Is that pretty or what? The quinoa and grapefruit salad was light and refreshing but definitely only for grapefruit lovers! If you aren’t so into the bitterly sour flavor, you may be able to omit the grapefruit zest or use a sweeter variety. I had no idea that ginger and grapefruit would be such a perfect match but it was such a unique flavor combination – bitter in the best way possible with a hint of spice and sweetness.

I also had balsamic roasted asparagus (the vegetable that just screams spring) with smoke salmon. You know how I feel about roasted veggies so I’m pretty sure I don’t even need to say it but…I was in heaven.

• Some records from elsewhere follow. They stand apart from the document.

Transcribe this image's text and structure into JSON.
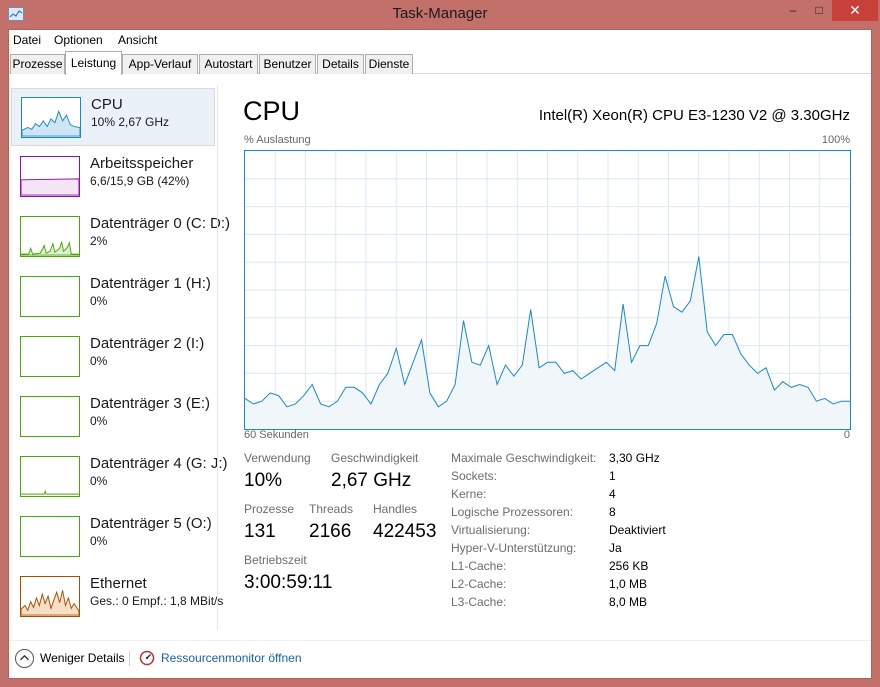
{
  "window": {
    "title": "Task-Manager",
    "controls": {
      "minimize": "‒",
      "maximize": "□",
      "close": "✕"
    }
  },
  "menu": [
    "Datei",
    "Optionen",
    "Ansicht"
  ],
  "tabs": [
    {
      "label": "Prozesse",
      "active": false
    },
    {
      "label": "Leistung",
      "active": true
    },
    {
      "label": "App-Verlauf",
      "active": false
    },
    {
      "label": "Autostart",
      "active": false
    },
    {
      "label": "Benutzer",
      "active": false
    },
    {
      "label": "Details",
      "active": false
    },
    {
      "label": "Dienste",
      "active": false
    }
  ],
  "sidebar": [
    {
      "name": "CPU",
      "sub": "10% 2,67 GHz",
      "color": "#1d88c7",
      "icon": "cpu-graph-icon"
    },
    {
      "name": "Arbeitsspeicher",
      "sub": "6,6/15,9 GB (42%)",
      "color": "#8b13a8",
      "icon": "memory-graph-icon"
    },
    {
      "name": "Datenträger 0 (C: D:)",
      "sub": "2%",
      "color": "#4da60c",
      "icon": "disk-graph-icon"
    },
    {
      "name": "Datenträger 1 (H:)",
      "sub": "0%",
      "color": "#4da60c",
      "icon": "disk-graph-icon"
    },
    {
      "name": "Datenträger 2 (I:)",
      "sub": "0%",
      "color": "#4da60c",
      "icon": "disk-graph-icon"
    },
    {
      "name": "Datenträger 3 (E:)",
      "sub": "0%",
      "color": "#4da60c",
      "icon": "disk-graph-icon"
    },
    {
      "name": "Datenträger 4 (G: J:)",
      "sub": "0%",
      "color": "#4da60c",
      "icon": "disk-graph-icon"
    },
    {
      "name": "Datenträger 5 (O:)",
      "sub": "0%",
      "color": "#4da60c",
      "icon": "disk-graph-icon"
    },
    {
      "name": "Ethernet",
      "sub": "Ges.: 0 Empf.: 1,8 MBit/s",
      "color": "#a74f01",
      "icon": "network-graph-icon"
    }
  ],
  "main": {
    "title": "CPU",
    "model": "Intel(R) Xeon(R) CPU E3-1230 V2 @ 3.30GHz",
    "y_axis_label": "% Auslastung",
    "y_max_label": "100%",
    "x_axis_label": "60 Sekunden",
    "x_min_label": "0"
  },
  "stats": {
    "usage": {
      "label": "Verwendung",
      "value": "10%"
    },
    "speed": {
      "label": "Geschwindigkeit",
      "value": "2,67 GHz"
    },
    "processes": {
      "label": "Prozesse",
      "value": "131"
    },
    "threads": {
      "label": "Threads",
      "value": "2166"
    },
    "handles": {
      "label": "Handles",
      "value": "422453"
    },
    "uptime": {
      "label": "Betriebszeit",
      "value": "3:00:59:11"
    }
  },
  "specs": [
    {
      "key": "Maximale Geschwindigkeit:",
      "value": "3,30 GHz"
    },
    {
      "key": "Sockets:",
      "value": "1"
    },
    {
      "key": "Kerne:",
      "value": "4"
    },
    {
      "key": "Logische Prozessoren:",
      "value": "8"
    },
    {
      "key": "Virtualisierung:",
      "value": "Deaktiviert"
    },
    {
      "key": "Hyper-V-Unterstützung:",
      "value": "Ja"
    },
    {
      "key": "L1-Cache:",
      "value": "256 KB"
    },
    {
      "key": "L2-Cache:",
      "value": "1,0 MB"
    },
    {
      "key": "L3-Cache:",
      "value": "8,0 MB"
    }
  ],
  "footer": {
    "less_details": "Weniger Details",
    "resource_monitor": "Ressourcenmonitor öffnen"
  },
  "chart_data": {
    "type": "area",
    "color": "#1d88c7",
    "fill": "#f1f6fa",
    "grid": true,
    "ylim": [
      0,
      100
    ],
    "xlim": [
      60,
      0
    ],
    "values": [
      11,
      9,
      10,
      13,
      12,
      8,
      9,
      12,
      16,
      9,
      8,
      10,
      15,
      15,
      13,
      9,
      16,
      20,
      29,
      16,
      24,
      32,
      13,
      8,
      10,
      16,
      39,
      24,
      23,
      30,
      16,
      23,
      19,
      23,
      43,
      22,
      24,
      24,
      20,
      21,
      18,
      20,
      22,
      24,
      21,
      45,
      24,
      30,
      30,
      38,
      55,
      44,
      42,
      46,
      62,
      35,
      30,
      34,
      34,
      27,
      23,
      20,
      22,
      14,
      17,
      15,
      16,
      15,
      10,
      11,
      9,
      10,
      10
    ]
  }
}
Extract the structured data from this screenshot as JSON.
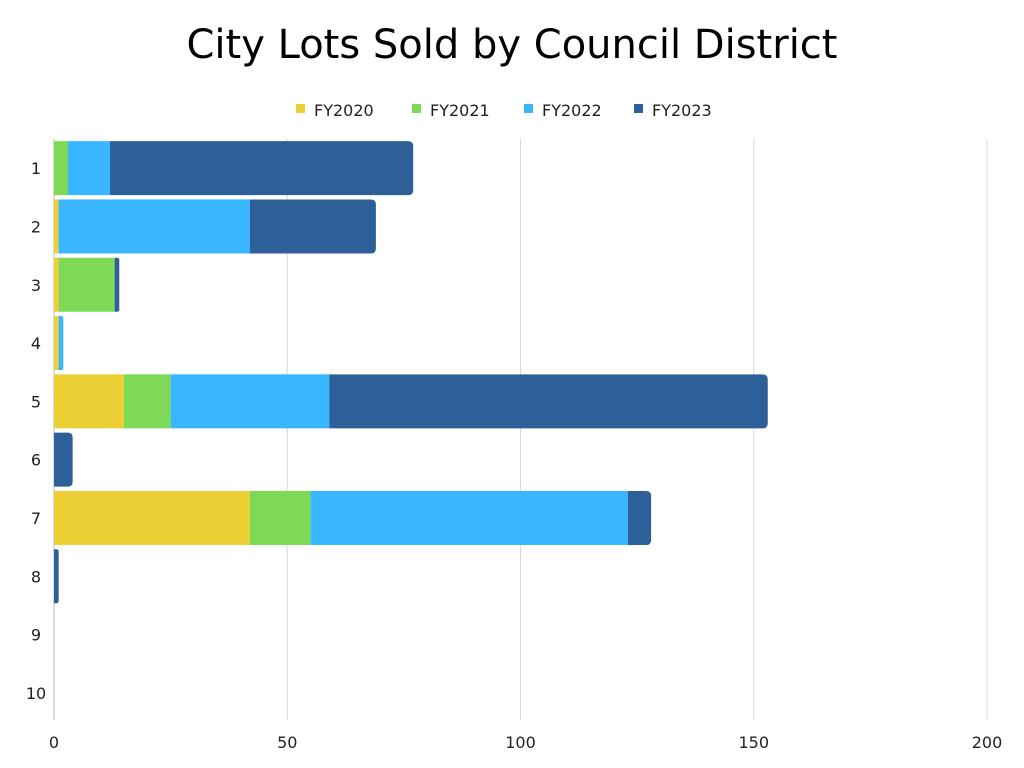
{
  "chart_data": {
    "type": "bar",
    "orientation": "horizontal",
    "stacked": true,
    "title": "City Lots Sold by Council District",
    "xlabel": "",
    "ylabel": "",
    "categories": [
      "1",
      "2",
      "3",
      "4",
      "5",
      "6",
      "7",
      "8",
      "9",
      "10"
    ],
    "xlim": [
      0,
      200
    ],
    "xticks": [
      0,
      50,
      100,
      150,
      200
    ],
    "grid": true,
    "legend_position": "top",
    "series": [
      {
        "name": "FY2020",
        "color": "#EDD035",
        "values": [
          0,
          1,
          1,
          1,
          15,
          0,
          42,
          0,
          0,
          0
        ]
      },
      {
        "name": "FY2021",
        "color": "#7ED957",
        "values": [
          3,
          0,
          12,
          0,
          10,
          0,
          13,
          0,
          0,
          0
        ]
      },
      {
        "name": "FY2022",
        "color": "#38B6FF",
        "values": [
          9,
          41,
          0,
          1,
          34,
          0,
          68,
          0,
          0,
          0
        ]
      },
      {
        "name": "FY2023",
        "color": "#2D6099",
        "values": [
          65,
          27,
          1,
          0,
          94,
          4,
          5,
          1,
          0,
          0
        ]
      }
    ]
  }
}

The salmon and asparagus married beautifully but you could eat the veggies all on their own or with any other meal you like!

Quinoa and Grapefruit Salad

serves 2

Ingredients:

  • 1 red grapefruit, peeled and cut into bite-size segments
  • 1 cup quinoa, cooked and cooled (I used a mix of red and white)
  • 1 teaspoon of olive oil
  • 1 tablespoon freshly grated ginger
  • 1 tablespoon grapefruit zest

Method:

  • To prepare the quinoa, combine the quinoa with 2 cups of water in a small pan and cook for about 20 minutes, or until all of the water has been absorbed. (If these are poor instructions, please don’t attack! I used my rice cooker…) When finished, place in a bowl in the refrigerator to cool quickly.
  • Meanwhile, “skin” the grapefruit (be sure to save some rind for the zest!) and clean up the segments of all of the nasty, bitter white bits. Slice into bite-size segments.

  • Grate your ginger and grapefruit zest and combine with the olive oil in a small saute pan. Warm over a medium flame for about 2 minutes and then remove from the heat.
  • When the quinoa is cooled, toss together with the grapefruit and grapefruit ginger dressing.

Balsamic Roasted Asparagus (with Smoked Salmon)

I made enough for 2 but just roast as many spears as you want!

Ingredients:

  • asparagus, washed and trimmed of the thick, woody ends
  • olive oil
  • balsamic vinegar
  • kosher salt

Method:

  • Preheat the oven to 400*.
  • Clean and trim the asparagus.

  • Place the asparagus on a large baking sheet and drizzle with the oil and vinegar and sprinkle with a bit of salt. Toss to coat evenly.
  • Roast for about 10 minutes or until the asparagus is easily pierced with a fork.
  • If using salmon, wrap a small length of fish around the center of each spear.

To quote Ina Garten, how easy is that?